Der Mangel an Form und Schönheit, das ambivalente Gefühl angesichts des unüberblickbar Gewaltigen einer Großbaustelle und die Schwierigkeit, sich ein klares Bild von ihr zu machen, provozieren eine Fülle kompensatorischer Versuche zur Verschönerung. Wovon man sich (wie von Gott) kein Bild machen kann, davon und dafür muss man Bilder machen. Hobbyfotografen können der Versuchung kaum widerstehen, an der unregelmäßigen Regelmäßigkeit aufgehäufter Stahlgitter und Betonrohre alte künstlerische Erfindungen wie Abstraktion und Verfremdung nachzuvollziehen. Sie wollen dem Unschönen durchs Wählen eines Ausschnitts Schönheit abzwingen, um sich als kreative Individualisten zu gerieren. Ebenso beliebt ist das Sujet „nackte Frau auf der Baustelle“, mit welchem etwa die Fotografin Susanne Hölzel „die weibliche Verletzlichkeit zum Ausdruck bringen“ will, wie die Süddeutsche Zeitung berichtete – wenn auch nicht im Feuilleton, sondern wegen des Skandals, den die Ausstellung in einer Bayerischen Kleinstadt provoziert hatte.

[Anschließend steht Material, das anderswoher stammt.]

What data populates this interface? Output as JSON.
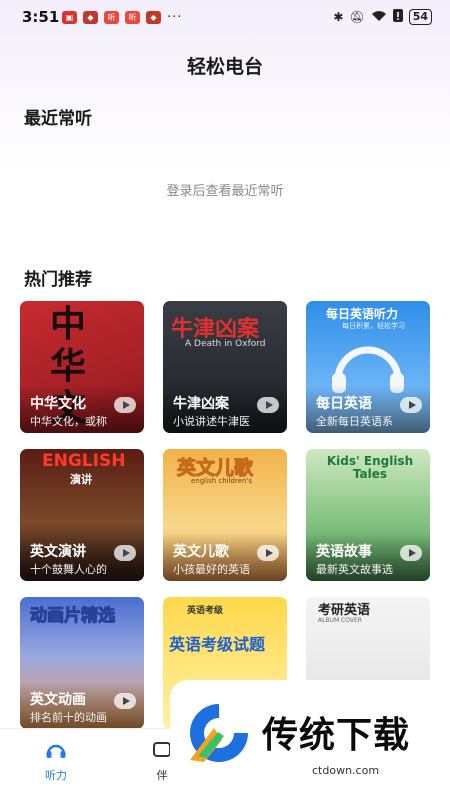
{
  "status_bar": {
    "time": "3:51",
    "battery": "54",
    "dots": "···"
  },
  "app_title": "轻松电台",
  "recent": {
    "title": "最近常听",
    "empty_text": "登录后查看最近常听"
  },
  "hot": {
    "title": "热门推荐",
    "cards": [
      {
        "name": "中华文化",
        "desc": "中华文化，或称",
        "cover_text": "中华文",
        "colors": [
          "#b7232a",
          "#d94a3c"
        ]
      },
      {
        "name": "牛津凶案",
        "desc": "小说讲述牛津医",
        "cover_text": "牛津凶案",
        "cover_sub": "A Death in Oxford",
        "colors": [
          "#2a2d34",
          "#585c66"
        ]
      },
      {
        "name": "每日英语",
        "desc": "全新每日英语系",
        "cover_text": "每日英语听力",
        "cover_sub": "每日积累，轻松学习",
        "colors": [
          "#2f8ee8",
          "#7cc5ff"
        ]
      },
      {
        "name": "英文演讲",
        "desc": "十个鼓舞人心的",
        "cover_text": "ENGLISH",
        "cover_sub": "演讲",
        "colors": [
          "#3b2418",
          "#8a5a34"
        ]
      },
      {
        "name": "英文儿歌",
        "desc": "小孩最好的英语",
        "cover_text": "英文儿歌",
        "cover_sub": "english children's",
        "colors": [
          "#f0a63a",
          "#f7d27a"
        ]
      },
      {
        "name": "英语故事",
        "desc": "最新英文故事选",
        "cover_text": "Kids' English Tales",
        "colors": [
          "#5fa96a",
          "#a9d9a0"
        ]
      },
      {
        "name": "英文动画",
        "desc": "排名前十的动画",
        "cover_text": "动画片精选",
        "colors": [
          "#4b6fc9",
          "#f0a05a"
        ]
      },
      {
        "name": "",
        "desc": "",
        "cover_text": "英语考级试题",
        "cover_sub": "英语考级",
        "colors": [
          "#ffd84a",
          "#fff1a8"
        ]
      },
      {
        "name": "",
        "desc": "",
        "cover_text": "考研英语",
        "cover_sub": "ALBUM COVER",
        "colors": [
          "#e9e9e9",
          "#ffffff"
        ]
      }
    ]
  },
  "bottom_nav": {
    "items": [
      {
        "label": "听力"
      },
      {
        "label": "伴"
      }
    ]
  },
  "watermark": {
    "text": "传统下载",
    "url": "ctdown.com"
  },
  "colors": {
    "accent": "#1f7cf0"
  }
}
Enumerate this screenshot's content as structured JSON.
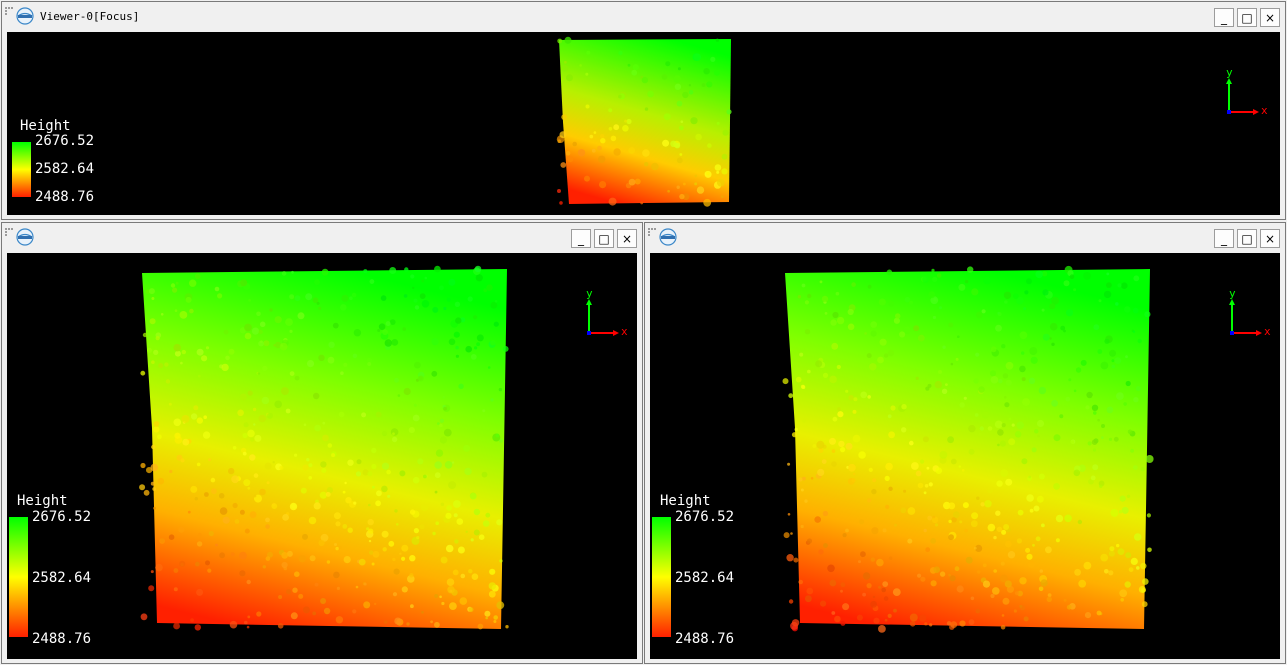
{
  "viewers": [
    {
      "id": "top",
      "title": "Viewer-0[Focus]",
      "legend": {
        "title": "Height",
        "max": "2676.52",
        "mid": "2582.64",
        "min": "2488.76"
      },
      "axis": {
        "x": "x",
        "y": "y"
      }
    },
    {
      "id": "bottom-left",
      "title": "",
      "legend": {
        "title": "Height",
        "max": "2676.52",
        "mid": "2582.64",
        "min": "2488.76"
      },
      "axis": {
        "x": "x",
        "y": "y"
      }
    },
    {
      "id": "bottom-right",
      "title": "",
      "legend": {
        "title": "Height",
        "max": "2676.52",
        "mid": "2582.64",
        "min": "2488.76"
      },
      "axis": {
        "x": "x",
        "y": "y"
      }
    }
  ],
  "window_controls": {
    "minimize": "_",
    "restore": "□",
    "close": "×"
  },
  "colors": {
    "high": "#00ff00",
    "mid": "#ffff00",
    "low": "#ff2000",
    "background": "#000000"
  },
  "icons": {
    "logo": "lidar360-logo-icon",
    "grip": "drag-grip-icon"
  }
}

Die Ambivalenz gegenüber dem Anblick macht sich am Bauzaun fest. Er schützt vor der Hässlichkeit und wird gern mit Bildern „geschmückt“. Behinderten-Kunst, Kindergarten-Malerei und Graffiti erfreuen sich großer Beliebtheit, wenn auch nur Seitens der Veranstalter und Ausführenden. Auch Künstler engagieren sich oder werden für „Kunst am Bauzaun“ engagiert, im großen Stil etwa 2005 in der „Hafencity Hamburg“. Der Erfolg ließ sich nur danach bemessen, wie rasch die Bilder geklaut waren. Meisterwerke der Baustellen-Kunst sind selten. Heimo Zobernigs Staubnetz, das nur das Logo des Sponsors Generali abbildete, schrieb Kunstgeschichte. Sehr gelungen ist die Schriftlösung von Richard Hoeck mit Guckloch und der Aufschrift „you can´t stop looking at this“ (Innsbruck 2009). Mein persönliches Lieblings-Bauzaun-Kunstwerk stammt von Stephanie Hartung, es erinnert mich an Lucio Fontana. In die Abdeckfolie des Zauns hat die Künstlerin Löcher geschnitten. Durch sie fällt auf ultimativ künstlerische Weise der Blick auf das geordnetste Chaos der Welt.